More than eight months into the war in Gaza, Israel's advance is now focused on the two last areas its forces had yet to storm: Rafah on Gaza's southern edge and the area surrounding Deir al-Balah in the centre.
"The entire city of Rafah is an area of Israeli military operations," Ahmed Al-Sofi, the mayor of Rafah, said in a statement carried by Hamas media on Friday.
"The city lives through a humanitarian catastrophe and people are dying inside their tents because of Israeli bombardment," he added.

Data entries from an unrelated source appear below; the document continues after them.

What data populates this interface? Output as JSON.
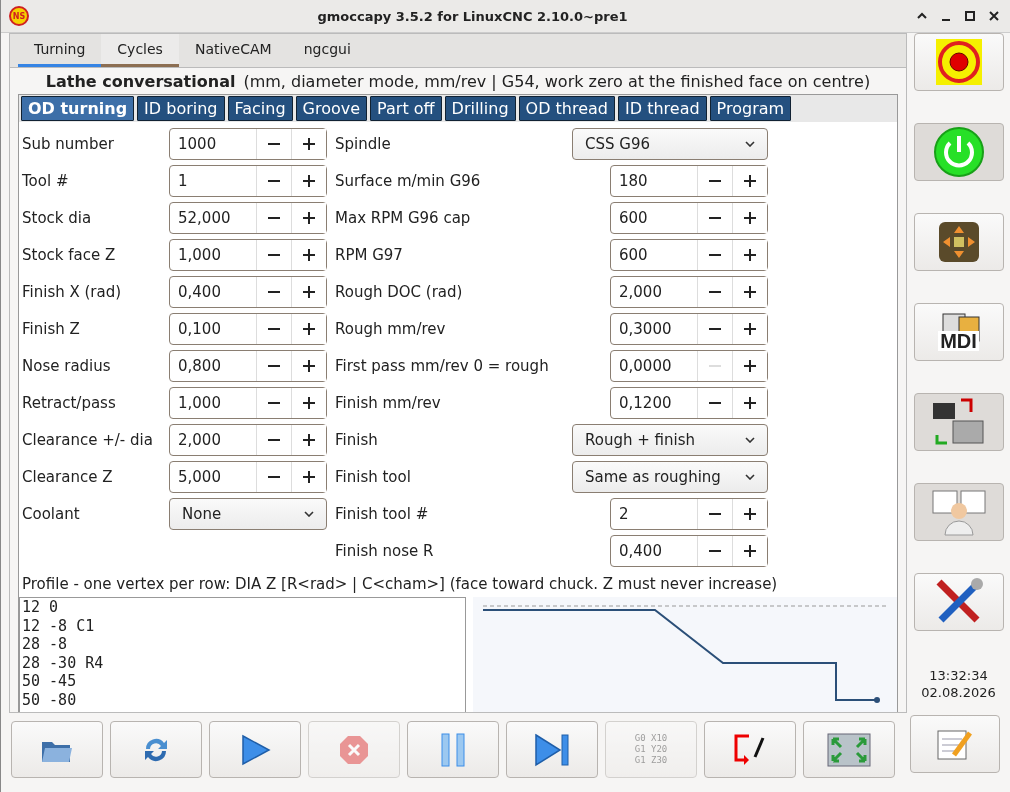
{
  "window": {
    "logo": "NS",
    "title": "gmoccapy 3.5.2 for LinuxCNC 2.10.0~pre1"
  },
  "tabs": [
    {
      "label": "Turning",
      "selected": true,
      "hover": false
    },
    {
      "label": "Cycles",
      "selected": false,
      "hover": true
    },
    {
      "label": "NativeCAM",
      "selected": false,
      "hover": false
    },
    {
      "label": "ngcgui",
      "selected": false,
      "hover": false
    }
  ],
  "heading": {
    "title": "Lathe conversational",
    "subtitle": "(mm, diameter mode, mm/rev  |  G54, work zero at the finished face on centre)"
  },
  "cycle_tabs": [
    {
      "label": "OD turning",
      "selected": true
    },
    {
      "label": "ID boring",
      "selected": false
    },
    {
      "label": "Facing",
      "selected": false
    },
    {
      "label": "Groove",
      "selected": false
    },
    {
      "label": "Part off",
      "selected": false
    },
    {
      "label": "Drilling",
      "selected": false
    },
    {
      "label": "OD thread",
      "selected": false
    },
    {
      "label": "ID thread",
      "selected": false
    },
    {
      "label": "Program",
      "selected": false
    }
  ],
  "left_fields": [
    {
      "label": "Sub number",
      "kind": "spin",
      "value": "1000",
      "minus_disabled": false
    },
    {
      "label": "Tool #",
      "kind": "spin",
      "value": "1",
      "minus_disabled": false
    },
    {
      "label": "Stock dia",
      "kind": "spin",
      "value": "52,000",
      "minus_disabled": false
    },
    {
      "label": "Stock face Z",
      "kind": "spin",
      "value": "1,000",
      "minus_disabled": false
    },
    {
      "label": "Finish X (rad)",
      "kind": "spin",
      "value": "0,400",
      "minus_disabled": false
    },
    {
      "label": "Finish Z",
      "kind": "spin",
      "value": "0,100",
      "minus_disabled": false
    },
    {
      "label": "Nose radius",
      "kind": "spin",
      "value": "0,800",
      "minus_disabled": false
    },
    {
      "label": "Retract/pass",
      "kind": "spin",
      "value": "1,000",
      "minus_disabled": false
    },
    {
      "label": "Clearance +/- dia",
      "kind": "spin",
      "value": "2,000",
      "minus_disabled": false
    },
    {
      "label": "Clearance Z",
      "kind": "spin",
      "value": "5,000",
      "minus_disabled": false
    },
    {
      "label": "Coolant",
      "kind": "combo",
      "value": "None"
    }
  ],
  "right_fields": [
    {
      "label": "Spindle",
      "kind": "combo",
      "value": "CSS  G96"
    },
    {
      "label": "Surface m/min  G96",
      "kind": "spin",
      "value": "180",
      "minus_disabled": false
    },
    {
      "label": "Max RPM  G96 cap",
      "kind": "spin",
      "value": "600",
      "minus_disabled": false
    },
    {
      "label": "RPM  G97",
      "kind": "spin",
      "value": "600",
      "minus_disabled": false
    },
    {
      "label": "Rough DOC (rad)",
      "kind": "spin",
      "value": "2,000",
      "minus_disabled": false
    },
    {
      "label": "Rough mm/rev",
      "kind": "spin",
      "value": "0,3000",
      "minus_disabled": false
    },
    {
      "label": "First pass mm/rev  0 = rough",
      "kind": "spin",
      "value": "0,0000",
      "minus_disabled": true
    },
    {
      "label": "Finish mm/rev",
      "kind": "spin",
      "value": "0,1200",
      "minus_disabled": false
    },
    {
      "label": "Finish",
      "kind": "combo",
      "value": "Rough + finish"
    },
    {
      "label": "Finish tool",
      "kind": "combo",
      "value": "Same as roughing"
    },
    {
      "label": "Finish tool #",
      "kind": "spin",
      "value": "2",
      "minus_disabled": false
    },
    {
      "label": "Finish nose R",
      "kind": "spin",
      "value": "0,400",
      "minus_disabled": false
    }
  ],
  "profile": {
    "label": "Profile  -  one vertex per row:  DIA  Z  [R<rad> | C<cham>]   (face toward chuck.  Z must never increase)",
    "lines": [
      "12 0",
      "12 -8 C1",
      "28 -8",
      "28 -30 R4",
      "50 -45",
      "50 -80"
    ]
  },
  "sidebar": [
    {
      "kind": "estop",
      "active": false
    },
    {
      "kind": "power",
      "active": true
    },
    {
      "kind": "jog",
      "active": false
    },
    {
      "kind": "mdi",
      "label": "MDI",
      "active": false
    },
    {
      "kind": "auto",
      "active": true
    },
    {
      "kind": "user",
      "active": true
    },
    {
      "kind": "tools",
      "active": false
    }
  ],
  "clock": {
    "time": "13:32:34",
    "date": "02.08.2026"
  },
  "toolbar": [
    {
      "kind": "open",
      "disabled": false
    },
    {
      "kind": "reload",
      "disabled": false
    },
    {
      "kind": "run",
      "disabled": false
    },
    {
      "kind": "stop",
      "disabled": true
    },
    {
      "kind": "pause",
      "disabled": false
    },
    {
      "kind": "step",
      "disabled": false
    },
    {
      "kind": "gcode",
      "lines": [
        "G0 X10",
        "G1 Y20",
        "G1 Z30"
      ],
      "disabled": true
    },
    {
      "kind": "exit",
      "disabled": false
    },
    {
      "kind": "fullscreen",
      "disabled": false
    }
  ],
  "edit_button": {
    "kind": "notes"
  }
}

Sofi said there was no medical facility functioning in the city, and that remaining residents and displaced families lacked the minimum daily needs of food and water.
Palestinian and UN figures show that fewer than 100,000 people may have remained in the far western side of the city, which had been sheltering more than half of Gaza's 2.3 million people before the Israeli assault began in early May.
The Israeli military accused Hamas of using Palestinian civilians as human shields, an allegation Hamas denies.
In nearby Khan Younis, an Israeli air strike on Friday killed three people, including a father and son, medics said.
Later on Friday, an Israeli air strike on a Gaza City municipal facility killed five people, including four municipal workers, the territory's Civil Emergency Service said. It added that rescue teams were searching the rubble for more missing victims.
In the nearby Beach camp, an Israeli air strike on a house killed at least seven people, medics said.